Su débil sentido moral les impide conservar intachable su conducta, sin caer por ello en plena delincuencia: son los imbéciles de la honestidad, distintos del idiota moral que rueda a la cárcel. No son delincuentes. pero son incapaces de mantenerse honestos; pobres espíritus de carácter claudicante y voluntad relajada, no saben poner vallas seguras a los factores ocasionales, a las sugestiones del medio, a la tentación del lucro fácil, al contagio imitativo. Viven solicitados por tendencias opuestas, oscilando entre el bien y el mal, como el asno de Buridán. Son caracteres conformados minuto por minuto en el molde inestable de las circunstancias. Ora son auxiliares a medias por incapacidad de ejecutar un plan completo de conducta antisocial, ora tienen suficiente astucia y previsión para llegar al borde mismo del manicomio y de la cárcel, sin caer. Estos sujetos de moralidad incompleta, larvada, accidental o alternante, representan las etapas de la transición entre la honestidad y el delito. la zona de interferencia entre el bien y el mal, socialmente considerados. Carecen del equilibrismo oportunista que salva del naufragio a otros mediocres.

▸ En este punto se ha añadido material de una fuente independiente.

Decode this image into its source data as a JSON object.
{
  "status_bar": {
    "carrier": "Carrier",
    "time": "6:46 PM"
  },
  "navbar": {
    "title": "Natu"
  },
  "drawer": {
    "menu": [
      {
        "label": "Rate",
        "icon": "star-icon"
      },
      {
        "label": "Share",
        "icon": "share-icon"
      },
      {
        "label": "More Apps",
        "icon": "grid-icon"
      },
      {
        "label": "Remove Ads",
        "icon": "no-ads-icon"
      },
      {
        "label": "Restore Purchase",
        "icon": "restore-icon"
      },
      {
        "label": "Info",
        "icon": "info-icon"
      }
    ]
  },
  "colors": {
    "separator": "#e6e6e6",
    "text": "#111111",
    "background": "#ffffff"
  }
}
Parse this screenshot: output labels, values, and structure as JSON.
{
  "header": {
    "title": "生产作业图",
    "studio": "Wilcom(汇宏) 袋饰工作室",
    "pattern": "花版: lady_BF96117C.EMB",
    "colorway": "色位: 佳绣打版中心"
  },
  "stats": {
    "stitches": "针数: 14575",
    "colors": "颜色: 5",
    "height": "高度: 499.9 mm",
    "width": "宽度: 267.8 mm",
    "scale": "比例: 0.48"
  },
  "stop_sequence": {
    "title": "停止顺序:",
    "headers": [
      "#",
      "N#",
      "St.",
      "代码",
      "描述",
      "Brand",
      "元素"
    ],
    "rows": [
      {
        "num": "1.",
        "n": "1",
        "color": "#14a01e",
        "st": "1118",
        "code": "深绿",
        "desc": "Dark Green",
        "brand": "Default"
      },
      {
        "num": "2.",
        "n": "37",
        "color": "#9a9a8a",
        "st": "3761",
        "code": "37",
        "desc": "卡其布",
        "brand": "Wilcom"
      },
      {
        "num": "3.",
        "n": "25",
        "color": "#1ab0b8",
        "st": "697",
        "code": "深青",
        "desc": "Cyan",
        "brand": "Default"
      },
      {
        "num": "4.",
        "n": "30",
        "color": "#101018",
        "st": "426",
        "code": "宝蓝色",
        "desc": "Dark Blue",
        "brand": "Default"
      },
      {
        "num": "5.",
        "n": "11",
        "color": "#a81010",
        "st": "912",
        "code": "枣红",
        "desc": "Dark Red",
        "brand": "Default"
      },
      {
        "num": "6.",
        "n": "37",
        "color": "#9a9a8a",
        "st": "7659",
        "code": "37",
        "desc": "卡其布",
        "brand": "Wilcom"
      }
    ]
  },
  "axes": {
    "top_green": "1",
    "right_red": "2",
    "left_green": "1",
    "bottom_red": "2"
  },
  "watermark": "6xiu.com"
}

Un estigma irrevocable impídeles conformar sus sentimientos a los criterios morales de su sociedad. En algunos es producto del temperamento nativo; pululan en las cárceles y viven como enemigos dentro de la sociedad que los hospeda. En muchos la degeneración moral es adquirida, fruto de la educación; en ciertos casos deriva de la lucha por la vida en un medio social desfavorable a su esfuerzo; son mediocres desorganizados, caídos en la ciénaga por obra del azar, capaces de comprender su desventura y avergonzarse de ella, como la fiera que ha errado el salto. En otros hay una inversión de los valores éticos, una perturbación del juicio que impide medir el bien y el mal con el cartabón aceptado por la sociedad: son invertidos morales; ineptos para estimar la honestidad y el vicio. Inestables hay, por fin, cuyo carácter revela una ausencia de sólidos cimientos que los aseguren contra el oscilante vaivén de los apremios materiales y la alternativa inquietante de las tentaciones deshonestas. Esos inválidos no sienten la coerción social; su moralidad inferior bordejea en el vicio hasta el momento de encallar en el delito.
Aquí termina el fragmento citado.